The Gnats, who of late actually come closer to that description than those Mets did, picked him up in January for $3 million. He’s made 8 appearances so far and has not hit stride. ERA of 10.57. And last night after hitting Pirate Brian Reynolds with a pitch, he threw one that appeared headed towards Andrew McCutchen’s noggin. He was ejected and faces a 3-game suspension.
C’mon buddy, pull it together. Jorge was an all star back in 2022. He’s 32 now — can still crank out a few good years.
Here’s Gnats’ catcher Keibert Ruiz telling Lopez to calm down and keep his shirt tucked in before the benches cleared last night.
Gnats lost 6-1. D’oh! Lost again today, 1-0. Ever get that queasy feeling?

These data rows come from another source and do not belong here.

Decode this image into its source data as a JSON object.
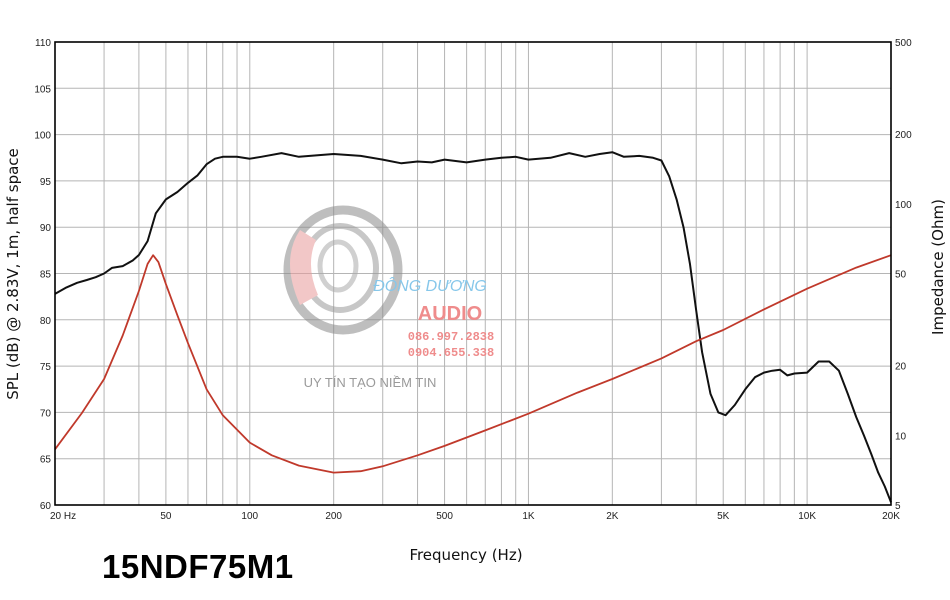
{
  "model_label": "15NDF75M1",
  "watermark": {
    "brand": "ĐÔNG DƯƠNG",
    "sub": "AUDIO",
    "phone1": "086.997.2838",
    "phone2": "0904.655.338",
    "tagline": "UY TÍN TẠO NIỀM TIN"
  },
  "colors": {
    "spl": "#111111",
    "impedance": "#c0392b",
    "grid": "#b5b5b5",
    "frame": "#000000"
  },
  "chart_data": {
    "type": "line",
    "xlabel": "Frequency (Hz)",
    "ylabel": "SPL (dB) @ 2.83V, 1m, half space",
    "y2label": "Impedance (Ohm)",
    "xscale": "log",
    "xlim": [
      20,
      20000
    ],
    "ylim": [
      60,
      110
    ],
    "y2scale": "log",
    "y2lim": [
      5,
      500
    ],
    "grid": true,
    "x_ticks": [
      {
        "value": 20,
        "label": "20  Hz"
      },
      {
        "value": 50,
        "label": "50"
      },
      {
        "value": 100,
        "label": "100"
      },
      {
        "value": 200,
        "label": "200"
      },
      {
        "value": 500,
        "label": "500"
      },
      {
        "value": 1000,
        "label": "1K"
      },
      {
        "value": 2000,
        "label": "2K"
      },
      {
        "value": 5000,
        "label": "5K"
      },
      {
        "value": 10000,
        "label": "10K"
      },
      {
        "value": 20000,
        "label": "20K"
      }
    ],
    "y_ticks": [
      {
        "value": 60,
        "label": "60"
      },
      {
        "value": 65,
        "label": "65"
      },
      {
        "value": 70,
        "label": "70"
      },
      {
        "value": 75,
        "label": "75"
      },
      {
        "value": 80,
        "label": "80"
      },
      {
        "value": 85,
        "label": "85"
      },
      {
        "value": 90,
        "label": "90"
      },
      {
        "value": 95,
        "label": "95"
      },
      {
        "value": 100,
        "label": "100"
      },
      {
        "value": 105,
        "label": "105"
      },
      {
        "value": 110,
        "label": "110"
      }
    ],
    "y2_ticks": [
      {
        "value": 5,
        "label": "5"
      },
      {
        "value": 10,
        "label": "10"
      },
      {
        "value": 20,
        "label": "20"
      },
      {
        "value": 50,
        "label": "50"
      },
      {
        "value": 100,
        "label": "100"
      },
      {
        "value": 200,
        "label": "200"
      },
      {
        "value": 500,
        "label": "500"
      }
    ],
    "series": [
      {
        "axis": "left",
        "points": [
          [
            20,
            82.8
          ],
          [
            22,
            83.5
          ],
          [
            24,
            84.0
          ],
          [
            26,
            84.3
          ],
          [
            28,
            84.6
          ],
          [
            30,
            85.0
          ],
          [
            32,
            85.6
          ],
          [
            35,
            85.8
          ],
          [
            38,
            86.4
          ],
          [
            40,
            87.0
          ],
          [
            43,
            88.5
          ],
          [
            46,
            91.5
          ],
          [
            50,
            93.0
          ],
          [
            55,
            93.8
          ],
          [
            60,
            94.8
          ],
          [
            65,
            95.6
          ],
          [
            70,
            96.8
          ],
          [
            75,
            97.4
          ],
          [
            80,
            97.6
          ],
          [
            90,
            97.6
          ],
          [
            100,
            97.4
          ],
          [
            110,
            97.6
          ],
          [
            130,
            98.0
          ],
          [
            150,
            97.6
          ],
          [
            180,
            97.8
          ],
          [
            200,
            97.9
          ],
          [
            250,
            97.7
          ],
          [
            300,
            97.3
          ],
          [
            350,
            96.9
          ],
          [
            400,
            97.1
          ],
          [
            450,
            97.0
          ],
          [
            500,
            97.3
          ],
          [
            600,
            97.0
          ],
          [
            700,
            97.3
          ],
          [
            800,
            97.5
          ],
          [
            900,
            97.6
          ],
          [
            1000,
            97.3
          ],
          [
            1200,
            97.5
          ],
          [
            1400,
            98.0
          ],
          [
            1600,
            97.6
          ],
          [
            1800,
            97.9
          ],
          [
            2000,
            98.1
          ],
          [
            2200,
            97.6
          ],
          [
            2500,
            97.7
          ],
          [
            2800,
            97.5
          ],
          [
            3000,
            97.2
          ],
          [
            3200,
            95.5
          ],
          [
            3400,
            93.0
          ],
          [
            3600,
            90.0
          ],
          [
            3800,
            86.0
          ],
          [
            4000,
            81.0
          ],
          [
            4200,
            76.5
          ],
          [
            4500,
            72.0
          ],
          [
            4800,
            70.0
          ],
          [
            5100,
            69.7
          ],
          [
            5500,
            70.8
          ],
          [
            6000,
            72.5
          ],
          [
            6500,
            73.8
          ],
          [
            7000,
            74.3
          ],
          [
            7500,
            74.5
          ],
          [
            8000,
            74.6
          ],
          [
            8500,
            74.0
          ],
          [
            9000,
            74.2
          ],
          [
            10000,
            74.3
          ],
          [
            11000,
            75.5
          ],
          [
            12000,
            75.5
          ],
          [
            13000,
            74.5
          ],
          [
            14000,
            72.0
          ],
          [
            15000,
            69.5
          ],
          [
            16000,
            67.5
          ],
          [
            17000,
            65.5
          ],
          [
            18000,
            63.5
          ],
          [
            19000,
            62.0
          ],
          [
            20000,
            60.3
          ]
        ]
      },
      {
        "axis": "right",
        "points": [
          [
            20,
            8.7
          ],
          [
            25,
            12.5
          ],
          [
            30,
            17.5
          ],
          [
            35,
            27
          ],
          [
            40,
            42
          ],
          [
            43,
            55
          ],
          [
            45,
            60
          ],
          [
            47,
            56
          ],
          [
            50,
            45
          ],
          [
            55,
            33
          ],
          [
            60,
            25
          ],
          [
            70,
            15.8
          ],
          [
            80,
            12.2
          ],
          [
            100,
            9.3
          ],
          [
            120,
            8.2
          ],
          [
            150,
            7.4
          ],
          [
            200,
            6.9
          ],
          [
            250,
            7.0
          ],
          [
            300,
            7.35
          ],
          [
            400,
            8.2
          ],
          [
            500,
            9.0
          ],
          [
            700,
            10.5
          ],
          [
            1000,
            12.4
          ],
          [
            1500,
            15.3
          ],
          [
            2000,
            17.5
          ],
          [
            3000,
            21.5
          ],
          [
            4000,
            25.5
          ],
          [
            5000,
            28.5
          ],
          [
            7000,
            35
          ],
          [
            10000,
            43
          ],
          [
            15000,
            53
          ],
          [
            20000,
            60
          ]
        ]
      }
    ]
  }
}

Things almost got out of hand on Rex’s blog today. First there was this snippy comment:
Two answers that annoyed me, as a person who actually knows things instead of having accumulated lists of crossword answers in the back of my brain. The muse of Memory is Mnemosyne: Not MNEME. And the LOTUS, in general, is a water lily, not a tree. Harumph.
Kitshef replied: Mnemosyne was a goddess, rather than a muse. She was the mother of the nine Olympian muses. Mneme was one of the three muses according to Varro. (There are different numbers of muses, and with different names, according to different authors.)
And yes, there is a LOTUS that is a flowering aquatic plant, but also a lotus tree, again from Greek mythology. The lotus-eaters from the Odyssey were eating lotus trees.
Whatsername added the following, for good measure:
My knowledge of trees is very basic, but where I grew up in mid-Missouri, there were LOTUS TREES in our front yard. They were tall and slender with rough bark and exquisite smelling white blossoms which were always covered with bees. I’ve no idea what the scientific name for them is but that’s what they were commonly called.
Finally, ChrisS blew me away with this:
The Lotus tree, native to the Mediterranean area, is not one I was familiar with. I do know of lotus-eaters from Greek myth but did not know they were eating this tree. The Lotus tree is related to the Jujube tree, the fruit of which were an ingredient in the olden days candy Jujubes.
Jujubes! Wow. That takes me back.

Armas — you have these growing up in Cuba? Not too good for your teeth.

Can’t top candy and Ana de for a send-off. See you tomorrow. Thanks for popping by.